Kaifeng juicy steamed buns
Kaifeng, Henan Province is famous for buns made with a savory reservoir of broth inside. Once considered an imperial food during the Northern Song (960-1279), the near-transparent skin requires 32 folds to ensure the broth doesn’t leak while steaming. This unique process makes the buns resemble chrysanthemums on the plate, but hanging lanterns when held between chopsticks.

Cha siu bao
Hailing from Guangdong Province, cha siu bao are served in small wooden steamers and are stuffed with a rich filling of roast pork, oyster sauce, and other spices.

Baked mutton buns (samsas)

As an important part of Uyghur cuisine in China’s northwestern Xinjiang, these square-shaped buns are baked in an earthen pit or round oven. The filling is made from diced mutton, onion, salt, pepper and other regional spices. The combination of mutton and onion makes samsas both delicious and nutritious.

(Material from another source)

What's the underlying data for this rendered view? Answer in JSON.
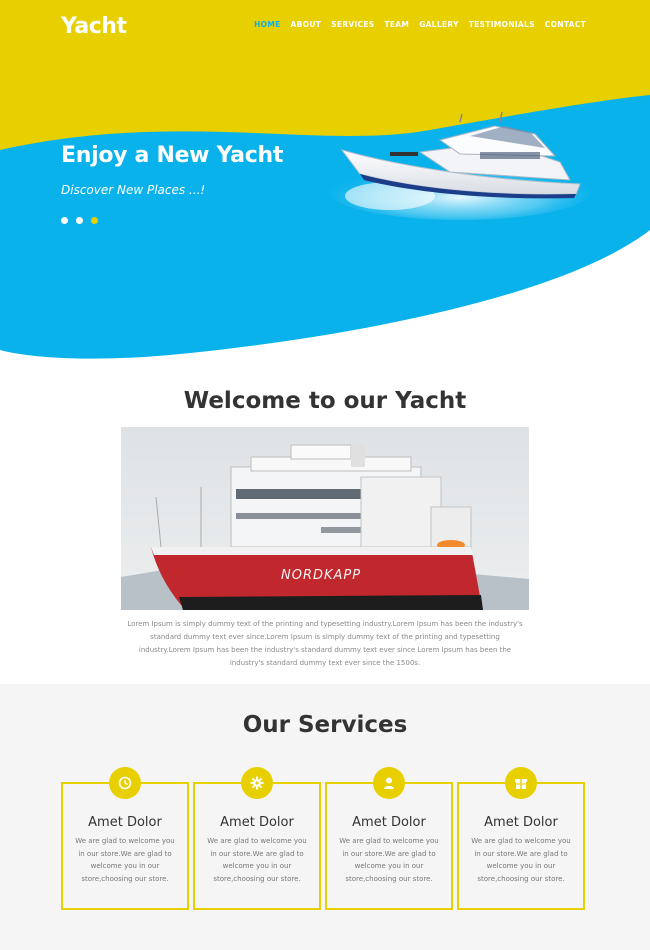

This unique bun from Yunnan Province is wrapped in a crisp skin made from dough and lard and stuffed with a sweet and salty meat filling that melts in your mouth. Locals say that the simple presentation of Posubao affords chefs to make the skin crispier. 

Red bean buns
Originating in Beijing and Tianjin, the secret to these steamed desert buns is the red bean paste. In order to make the filling, beans are first boiled and mashed, then sugar is added and the paste is fried in oil.

Sticky rice buns with sweet bean filling
Tracing its origin to the Manchus of northern China, the outer skin of these sweet buns is made from yellow rice and filled with round balls made of red beans and sugar. They are steamed for 20 minutes on high heat.